A partir disso, Todorov (2007) enfatiza a interdependência entre os conceitos de comportamento e ambiente. Apesar de salientar que não se sabe exatamente hoje o que é e o que não é comportamento, sabemos hoje que comportamento não existe sem ambiente, e descrever o ambiente sem citar o comportamento é algo inútil para um cientista do comportamento. Temos assim uma noção de causa e efeito no que se refere à relação entre o ambiente e o comportamento.

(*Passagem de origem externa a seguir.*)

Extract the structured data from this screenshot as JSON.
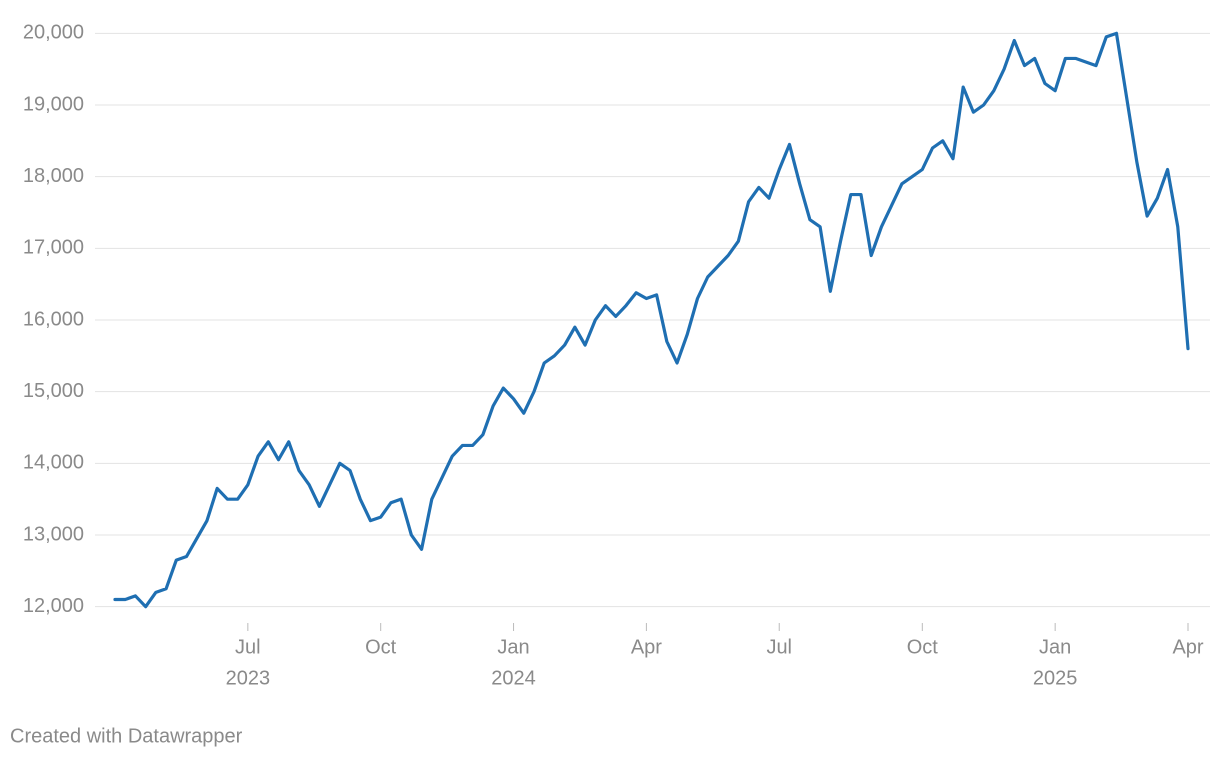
{
  "chart_data": {
    "type": "line",
    "x": [
      "2023-04",
      "2023-04",
      "2023-04",
      "2023-04",
      "2023-05",
      "2023-05",
      "2023-05",
      "2023-05",
      "2023-05",
      "2023-06",
      "2023-06",
      "2023-06",
      "2023-06",
      "2023-07",
      "2023-07",
      "2023-07",
      "2023-07",
      "2023-07",
      "2023-08",
      "2023-08",
      "2023-08",
      "2023-08",
      "2023-09",
      "2023-09",
      "2023-09",
      "2023-09",
      "2023-10",
      "2023-10",
      "2023-10",
      "2023-10",
      "2023-10",
      "2023-11",
      "2023-11",
      "2023-11",
      "2023-11",
      "2023-12",
      "2023-12",
      "2023-12",
      "2023-12",
      "2024-01",
      "2024-01",
      "2024-01",
      "2024-01",
      "2024-01",
      "2024-02",
      "2024-02",
      "2024-02",
      "2024-02",
      "2024-03",
      "2024-03",
      "2024-03",
      "2024-03",
      "2024-04",
      "2024-04",
      "2024-04",
      "2024-04",
      "2024-04",
      "2024-05",
      "2024-05",
      "2024-05",
      "2024-05",
      "2024-06",
      "2024-06",
      "2024-06",
      "2024-06",
      "2024-07",
      "2024-07",
      "2024-07",
      "2024-07",
      "2024-07",
      "2024-08",
      "2024-08",
      "2024-08",
      "2024-08",
      "2024-09",
      "2024-09",
      "2024-09",
      "2024-09",
      "2024-09",
      "2024-10",
      "2024-10",
      "2024-10",
      "2024-10",
      "2024-11",
      "2024-11",
      "2024-11",
      "2024-11",
      "2024-12",
      "2024-12",
      "2024-12",
      "2024-12",
      "2024-12",
      "2025-01",
      "2025-01",
      "2025-01",
      "2025-01",
      "2025-02",
      "2025-02",
      "2025-02",
      "2025-02",
      "2025-03",
      "2025-03",
      "2025-03",
      "2025-03",
      "2025-03",
      "2025-04"
    ],
    "series": [
      {
        "color": "#1f6fb2",
        "values": [
          12100,
          12100,
          12150,
          12000,
          12200,
          12250,
          12650,
          12700,
          12950,
          13200,
          13650,
          13500,
          13500,
          13700,
          14100,
          14300,
          14050,
          14300,
          13900,
          13700,
          13400,
          13700,
          14000,
          13900,
          13500,
          13200,
          13250,
          13450,
          13500,
          13000,
          12800,
          13500,
          13800,
          14100,
          14250,
          14250,
          14400,
          14800,
          15050,
          14900,
          14700,
          15000,
          15400,
          15500,
          15650,
          15900,
          15650,
          16000,
          16200,
          16050,
          16200,
          16380,
          16300,
          16350,
          15700,
          15400,
          15800,
          16300,
          16600,
          16750,
          16900,
          17100,
          17650,
          17850,
          17700,
          18100,
          18450,
          17900,
          17400,
          17300,
          16400,
          17100,
          17750,
          17750,
          16900,
          17300,
          17600,
          17900,
          18000,
          18100,
          18400,
          18500,
          18250,
          19250,
          18900,
          19000,
          19200,
          19500,
          19900,
          19550,
          19650,
          19300,
          19200,
          19650,
          19650,
          19600,
          19550,
          19950,
          20000,
          19100,
          18200,
          17450,
          17700,
          18100,
          17300,
          15600
        ]
      }
    ],
    "ylim": [
      11800,
      20200
    ],
    "yticks": [
      {
        "value": 12000,
        "label": "12,000"
      },
      {
        "value": 13000,
        "label": "13,000"
      },
      {
        "value": 14000,
        "label": "14,000"
      },
      {
        "value": 15000,
        "label": "15,000"
      },
      {
        "value": 16000,
        "label": "16,000"
      },
      {
        "value": 17000,
        "label": "17,000"
      },
      {
        "value": 18000,
        "label": "18,000"
      },
      {
        "value": 19000,
        "label": "19,000"
      },
      {
        "value": 20000,
        "label": "20,000"
      }
    ],
    "xticks": [
      {
        "value": "2023-07",
        "label": "Jul"
      },
      {
        "value": "2023-10",
        "label": "Oct"
      },
      {
        "value": "2024-01",
        "label": "Jan"
      },
      {
        "value": "2024-04",
        "label": "Apr"
      },
      {
        "value": "2024-07",
        "label": "Jul"
      },
      {
        "value": "2024-10",
        "label": "Oct"
      },
      {
        "value": "2025-01",
        "label": "Jan"
      },
      {
        "value": "2025-04",
        "label": "Apr"
      }
    ],
    "xtick_years": [
      {
        "value": "2023-07",
        "label": "2023"
      },
      {
        "value": "2024-01",
        "label": "2024"
      },
      {
        "value": "2025-01",
        "label": "2025"
      }
    ],
    "grid": true,
    "footer": "Created with Datawrapper"
  }
}
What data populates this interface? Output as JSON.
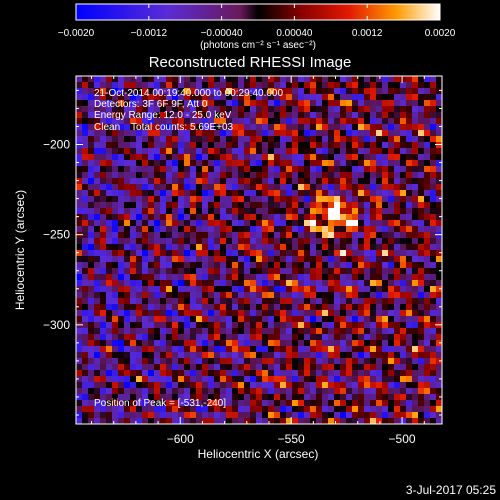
{
  "colorbar": {
    "min": -0.002,
    "max": 0.002,
    "tick_labels": [
      "−0.0020",
      "−0.0012",
      "−0.00040",
      "0.00040",
      "0.0012",
      "0.0020"
    ],
    "tick_values": [
      -0.002,
      -0.0012,
      -0.0004,
      0.0004,
      0.0012,
      0.002
    ],
    "unit_label": "(photons cm⁻² s⁻¹ asec⁻²)"
  },
  "chart_data": {
    "type": "heatmap",
    "title": "Reconstructed RHESSI Image",
    "xlabel": "Heliocentric X (arcsec)",
    "ylabel": "Heliocentric Y (arcsec)",
    "xlim": [
      -647,
      -482
    ],
    "ylim": [
      -355,
      -162
    ],
    "x_ticks": [
      -600,
      -550,
      -500
    ],
    "x_tick_labels": [
      "−600",
      "−550",
      "−500"
    ],
    "y_ticks": [
      -200,
      -250,
      -300
    ],
    "y_tick_labels": [
      "−200",
      "−250",
      "−300"
    ],
    "peak": [
      -531,
      -240
    ],
    "colormap": "rhessi-hot-with-negative-blue",
    "annotations": [
      "21-Oct-2014 00:19:40.000 to 00:29:40.000",
      "Detectors: 3F 6F 9F, Att 0",
      "Energy Range: 12.0 - 25.0 keV",
      "Clean    Total counts: 5.69E+03"
    ],
    "peak_label": "Position of Peak = [-531,-240]"
  },
  "footer": {
    "timestamp": "3-Jul-2017 05:25"
  },
  "colors": {
    "background": "#000000",
    "foreground": "#ffffff"
  }
}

Devemos ao filósofo David Hume (1711-1776) a noção de causa e efeito, onde causa é a mudança numa variável independente, e efeito é uma mudança numa variável dependente. Na questão do comportamento, entretanto, temos como fator relevante as variáveis de contexto, que influenciam a ocorrência ou não do efeito após a ocorrência da causa. Estamos falando aqui de antecedentes históricos. “Contexto não se refere apenas a características atuais do ambiente externo” (TODOROV, 2007, p. 60). Ao dizer isso, Todorov faz referência ao teórico Staddom, que de acordo com ele, estabeleceu a noção de variáveis do contexto
Dessa forma, Todorov conclui seu artigo demonstrando o conceito de contingência e a importância do psicólogo buscar em sua atividade, as contingências que mantém determinado comportamento. “Na análise do comportamento, o termo contingência é empregado para se referir a regras que especificam relações entre eventos ambientais ou entre comportamento e eventos ambientais” (TODOROV, 2007, p. 60).
O artigo é bem claro quanto ao seu objetivo: definir a Psicologia como o estudo das interações. Só que mais do que isso, Todorov se propõe a fazer uma tarefa que poucos ousam, que é dar uma definição geral à Psicologia a partir de considerações da Análise do Comportamento. Num momento em que a Análise do Comportamento é posta de lado quando as diversas Psicologias definem essa área como a “Ciência da Subjetividade”, Todorov parece ter conseguido colocar todas as abordagens numa única definição sem, contudo, excluir a Análise do Comportamento.